In Bonner v. City of Prichard, 661 F.2d 1206, 1209 (11th Cir. 1981) (en banc) the Eleventh Circuit adopted as binding precedent all the decisions of the former Fifth Circuit handed down prior to the close of business on September 30, 1981.
The FLSA provisions are mandatory, are not subject to negotiation or bargaining between employers and employees, and are not subject to waiver. Lynn's Food Stores, Inc. v. United States Dep't of Labor, 679 F.2d 1350, 1352 (11th Cir. 1982) (citing Brooklyn Savings Bank v. O'Neil, 324 U.S. 697 (1945)). Defendants cite to Powell v. Carey Int'l, Inc., 2007 U.S. Dist. LEXIS 29452, *19 (S.D. Fla. Feb. 28, 2007) for the proposition that Lynn's Food does not negate affirmative defenses because the defenses "do not exhibit instances in which the parties expressly agreed to abridge or otherwise waive Plaintiffs' FLSA rights in this regard." Unlike Powell, this case is not at a summary judgment stage and with insufficient facts, the Court finds no basis to consider this case outside the general rule that an employee cannot waive her rights under the FLSA without supervision by the Secretary of Labor or the Court. The motion to strike will be granted without prejudice.

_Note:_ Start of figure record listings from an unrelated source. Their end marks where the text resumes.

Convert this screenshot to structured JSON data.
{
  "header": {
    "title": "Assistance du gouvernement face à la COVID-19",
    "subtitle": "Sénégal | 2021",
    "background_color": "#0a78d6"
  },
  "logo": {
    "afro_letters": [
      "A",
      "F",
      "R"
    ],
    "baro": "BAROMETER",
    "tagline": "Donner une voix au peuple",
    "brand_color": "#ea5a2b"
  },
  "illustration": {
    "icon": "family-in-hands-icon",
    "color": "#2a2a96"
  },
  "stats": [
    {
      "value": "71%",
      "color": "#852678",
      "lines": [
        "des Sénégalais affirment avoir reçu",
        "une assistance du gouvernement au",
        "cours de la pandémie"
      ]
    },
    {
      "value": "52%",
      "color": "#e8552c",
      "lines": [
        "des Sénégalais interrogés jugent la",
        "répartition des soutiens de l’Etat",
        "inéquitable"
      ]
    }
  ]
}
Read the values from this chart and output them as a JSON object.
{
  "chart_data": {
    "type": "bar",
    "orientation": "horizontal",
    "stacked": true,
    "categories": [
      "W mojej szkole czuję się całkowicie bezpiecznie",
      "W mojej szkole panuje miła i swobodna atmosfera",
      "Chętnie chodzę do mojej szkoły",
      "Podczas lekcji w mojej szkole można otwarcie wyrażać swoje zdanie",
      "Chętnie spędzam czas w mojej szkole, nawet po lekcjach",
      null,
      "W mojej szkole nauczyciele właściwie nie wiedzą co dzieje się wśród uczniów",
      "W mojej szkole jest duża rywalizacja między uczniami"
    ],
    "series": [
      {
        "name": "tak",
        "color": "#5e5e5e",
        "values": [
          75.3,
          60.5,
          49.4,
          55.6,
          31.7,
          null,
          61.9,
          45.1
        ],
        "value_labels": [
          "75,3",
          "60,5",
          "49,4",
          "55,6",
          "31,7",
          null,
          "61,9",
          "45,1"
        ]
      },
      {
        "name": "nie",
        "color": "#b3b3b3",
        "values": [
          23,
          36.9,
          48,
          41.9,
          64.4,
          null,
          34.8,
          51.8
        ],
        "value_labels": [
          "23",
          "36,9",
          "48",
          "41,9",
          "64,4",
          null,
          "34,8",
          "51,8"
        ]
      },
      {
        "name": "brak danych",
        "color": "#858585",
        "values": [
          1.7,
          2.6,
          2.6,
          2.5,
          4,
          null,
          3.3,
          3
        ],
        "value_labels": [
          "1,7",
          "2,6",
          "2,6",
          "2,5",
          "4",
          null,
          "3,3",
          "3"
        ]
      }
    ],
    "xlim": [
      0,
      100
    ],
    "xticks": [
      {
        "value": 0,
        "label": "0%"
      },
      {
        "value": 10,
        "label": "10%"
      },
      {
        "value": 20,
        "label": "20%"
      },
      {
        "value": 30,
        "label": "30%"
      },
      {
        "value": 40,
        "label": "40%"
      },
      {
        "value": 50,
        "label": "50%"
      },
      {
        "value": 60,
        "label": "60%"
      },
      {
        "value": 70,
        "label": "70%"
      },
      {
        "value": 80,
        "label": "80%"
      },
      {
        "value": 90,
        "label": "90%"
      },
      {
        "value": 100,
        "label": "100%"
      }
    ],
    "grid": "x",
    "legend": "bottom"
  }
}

Although attorney's fees are statutorily authorized to a prevailing plaintiff under the FLSA, a prevailing defendant is not entitled to attorney's fees unless the litigation was in bad faith. Turlington v. Atlanta Gas Light Co., 135 F.3d 1428, 1437 (11th Cir.), cert. denied, 525 U.S. 962 (1998). A request for attorney's fees if defendant prevails does not respond to the allegations of the complaint and does not raise any facts to vitiate plaintiff's claims. Therefore, it is not a viable defense. The motion to strike will be granted as to this portion of the seventeenth affirmative defense.
Accordingly, it is now
ORDERED:
Plaintiff's Motion to Strike Defendant's Affirmative Defenses to Plaintiff's Complaint (Doc. #15) is GRANTED as set forth above.
DONE AND ORDERED at Fort Myers, Florida.